Unknown_01: What is his site? You don't even know. Who are you? How did you find this? How are you listening to this stream and you have no fucking idea who I am? How have you stumbled into this?

2:18:55
Unknown_01: What? Very fascinating, the YouTube algorithm.

Unknown_01: His site is right, yeah. I own a little place called ebombsworld.com. You may have heard of it. It's internationally famous.

Unknown_01: Okay. Triple the Janley's salary. Play Final Fantasy XII. Dude, is Final Fantasy XII not like a thousand hours long? It's like hours and hours of grinding. I'm going to look this up.

2:19:31
Unknown_01: How long is Final Fantasy 12? 61 hours. Buddy, not even if you fucking paid me. How much would you even have to pay me? My going rate for any professional work is like $55. I should probably raise that to closer to $70. I'll do 55 times 61. You have to pay me $3,500 to even consider playing a 61. Fuck that. Because I'm not going to enjoy it. I'm just going to be real fucking bothered the entire time.

2:20:11
Unknown_01: a dollar an hour crowdfunded please don't don't even meme it don't even meme playing a jrpg it just sounds like because the like i don't even understand it you have a game that's 61 hours long and like they're infamous for how bad the writing is is are these games not just like nani and then it's incomprehensible gibberish with like sephiroth gods and eris being like your girlfriend and she gets like cut in half and shit like is it just not complete nonsense

Unknown_01: and then there's this this is the only thing about Final Fantasy that I know it actually took me like almost 25 years of my life to discover that Final Fantasy and Kingdom Hearts are not the same franchise I always thought Final Fantasy was the one with Mickey Mouse and then they just had a bunch of weird Japanese characters alongside Mickey Mouse and then someone revealed to me that no actually there is Kingdom Hearts which is that but then there's also Final Fantasy which is just Japanese people and no Mickey Mouse

2:21:13
Unknown_01: Is this... I always thought Titus was the guy from Kingdom Hearts.

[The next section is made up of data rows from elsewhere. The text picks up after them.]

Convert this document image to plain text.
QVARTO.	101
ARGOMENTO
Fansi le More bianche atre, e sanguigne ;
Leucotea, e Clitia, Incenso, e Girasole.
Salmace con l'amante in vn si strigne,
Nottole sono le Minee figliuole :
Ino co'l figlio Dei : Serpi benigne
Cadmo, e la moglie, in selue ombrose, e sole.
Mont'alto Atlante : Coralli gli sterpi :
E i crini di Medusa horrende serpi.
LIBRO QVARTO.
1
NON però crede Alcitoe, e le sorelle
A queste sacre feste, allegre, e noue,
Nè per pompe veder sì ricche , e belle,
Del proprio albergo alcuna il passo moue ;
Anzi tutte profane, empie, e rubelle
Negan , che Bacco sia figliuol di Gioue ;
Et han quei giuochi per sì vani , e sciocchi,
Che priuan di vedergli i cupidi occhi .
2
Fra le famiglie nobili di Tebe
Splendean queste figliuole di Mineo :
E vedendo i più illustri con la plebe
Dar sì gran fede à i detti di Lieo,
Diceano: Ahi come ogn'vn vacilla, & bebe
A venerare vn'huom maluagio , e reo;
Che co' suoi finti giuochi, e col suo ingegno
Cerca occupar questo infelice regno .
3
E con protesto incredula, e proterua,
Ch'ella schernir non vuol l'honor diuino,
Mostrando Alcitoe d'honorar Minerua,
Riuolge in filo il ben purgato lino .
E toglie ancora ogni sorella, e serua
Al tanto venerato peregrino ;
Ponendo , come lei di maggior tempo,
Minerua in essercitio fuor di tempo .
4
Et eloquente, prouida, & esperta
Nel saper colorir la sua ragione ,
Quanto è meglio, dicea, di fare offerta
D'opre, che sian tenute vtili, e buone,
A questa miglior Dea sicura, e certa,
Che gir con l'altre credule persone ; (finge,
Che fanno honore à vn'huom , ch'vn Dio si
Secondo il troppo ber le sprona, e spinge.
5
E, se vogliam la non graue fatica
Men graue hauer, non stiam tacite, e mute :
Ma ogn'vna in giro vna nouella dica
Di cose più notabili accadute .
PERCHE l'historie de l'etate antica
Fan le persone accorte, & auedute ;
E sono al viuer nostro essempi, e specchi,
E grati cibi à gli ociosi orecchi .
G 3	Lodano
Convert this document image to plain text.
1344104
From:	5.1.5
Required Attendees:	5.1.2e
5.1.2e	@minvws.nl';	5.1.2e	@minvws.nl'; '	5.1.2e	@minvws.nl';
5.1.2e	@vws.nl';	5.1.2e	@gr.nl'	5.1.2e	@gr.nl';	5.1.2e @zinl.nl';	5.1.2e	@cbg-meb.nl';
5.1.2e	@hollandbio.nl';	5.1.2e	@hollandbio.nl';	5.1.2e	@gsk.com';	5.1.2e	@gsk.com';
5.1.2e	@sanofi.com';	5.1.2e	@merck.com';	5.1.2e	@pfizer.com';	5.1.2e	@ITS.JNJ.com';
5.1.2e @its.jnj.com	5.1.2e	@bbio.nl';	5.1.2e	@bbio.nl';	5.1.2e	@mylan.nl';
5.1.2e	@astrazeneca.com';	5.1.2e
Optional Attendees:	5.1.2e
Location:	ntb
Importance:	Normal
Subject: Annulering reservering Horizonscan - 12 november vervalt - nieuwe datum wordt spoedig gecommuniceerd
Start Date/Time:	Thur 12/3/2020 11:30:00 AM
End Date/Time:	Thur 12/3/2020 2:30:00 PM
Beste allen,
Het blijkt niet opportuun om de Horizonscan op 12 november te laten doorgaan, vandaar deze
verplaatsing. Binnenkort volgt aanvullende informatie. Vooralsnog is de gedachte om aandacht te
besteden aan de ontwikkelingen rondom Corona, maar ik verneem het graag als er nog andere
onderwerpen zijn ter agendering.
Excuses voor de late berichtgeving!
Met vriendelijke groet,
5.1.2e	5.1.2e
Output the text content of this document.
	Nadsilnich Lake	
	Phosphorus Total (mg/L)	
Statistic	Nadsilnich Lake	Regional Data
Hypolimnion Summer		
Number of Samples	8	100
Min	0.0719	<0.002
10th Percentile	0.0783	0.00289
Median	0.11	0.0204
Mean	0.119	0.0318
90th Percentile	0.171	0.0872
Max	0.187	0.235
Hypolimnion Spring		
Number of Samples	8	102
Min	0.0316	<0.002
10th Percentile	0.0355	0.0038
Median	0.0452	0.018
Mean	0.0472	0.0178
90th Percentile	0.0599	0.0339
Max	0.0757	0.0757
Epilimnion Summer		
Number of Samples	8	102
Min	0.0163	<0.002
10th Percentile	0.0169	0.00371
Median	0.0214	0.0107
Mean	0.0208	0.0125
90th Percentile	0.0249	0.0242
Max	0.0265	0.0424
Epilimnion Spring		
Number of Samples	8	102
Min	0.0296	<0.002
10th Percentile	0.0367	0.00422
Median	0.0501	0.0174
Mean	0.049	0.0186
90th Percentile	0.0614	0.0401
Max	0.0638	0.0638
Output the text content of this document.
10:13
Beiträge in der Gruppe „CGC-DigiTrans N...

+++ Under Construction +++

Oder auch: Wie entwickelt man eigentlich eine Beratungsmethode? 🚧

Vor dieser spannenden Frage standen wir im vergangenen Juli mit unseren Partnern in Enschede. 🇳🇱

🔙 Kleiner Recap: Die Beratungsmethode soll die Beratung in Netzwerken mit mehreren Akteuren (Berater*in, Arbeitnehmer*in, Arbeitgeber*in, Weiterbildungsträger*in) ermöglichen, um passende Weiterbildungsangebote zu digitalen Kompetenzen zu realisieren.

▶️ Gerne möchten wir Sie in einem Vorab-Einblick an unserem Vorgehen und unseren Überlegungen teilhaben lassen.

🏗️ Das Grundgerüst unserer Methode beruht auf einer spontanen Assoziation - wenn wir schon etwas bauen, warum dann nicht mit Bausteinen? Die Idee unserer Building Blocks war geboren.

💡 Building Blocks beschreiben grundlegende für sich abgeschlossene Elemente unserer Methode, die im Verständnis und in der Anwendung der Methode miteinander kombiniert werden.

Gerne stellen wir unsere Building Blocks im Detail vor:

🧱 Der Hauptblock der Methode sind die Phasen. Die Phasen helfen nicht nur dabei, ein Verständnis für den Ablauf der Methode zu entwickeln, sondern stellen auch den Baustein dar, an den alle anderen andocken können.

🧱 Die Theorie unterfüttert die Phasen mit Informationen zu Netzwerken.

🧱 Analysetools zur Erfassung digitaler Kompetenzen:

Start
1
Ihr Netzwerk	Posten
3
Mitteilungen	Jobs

Unknown_01: I always thought this was from Kingdom Hearts, but no, it's from...

Unknown_01: Final Fantasy. Look, I'm sorry. Japanese shit just don't appeal to me. It just don't appeal to me. They got their own culture. It's fine that they have their own culture. It's very distinct, very unique, very distinguished from the rest of the world. Sometimes very intriguing. Sometimes very interesting. But is it my culture? No. And it's okay that they have their own thing. I hope they enjoy it. If they want to stay on their island and grope each other and draw a lollicon and jerk off to that shit, like, go for it. Just stay on your fucking island. I want no part of it. i want no part of that of that shit i will eat your sushi i will eat your food i will i will not all of your food because you eat fish that are still alive and you eat octopus and shit but i will try sushi out every so often and um and that's it that's we can we can be we can be distant associates away and with no animosity me in japan

2:21:53
Unknown_01: Okay. Listen, I'm done. I'm rambling. I have nothing to say. No content. I finished the game. I'll probably play the whistleblower tomorrow and try to beat it and win something.

2:22:25
Unknown_01: So, thank you for watching. See you then. Bye-bye.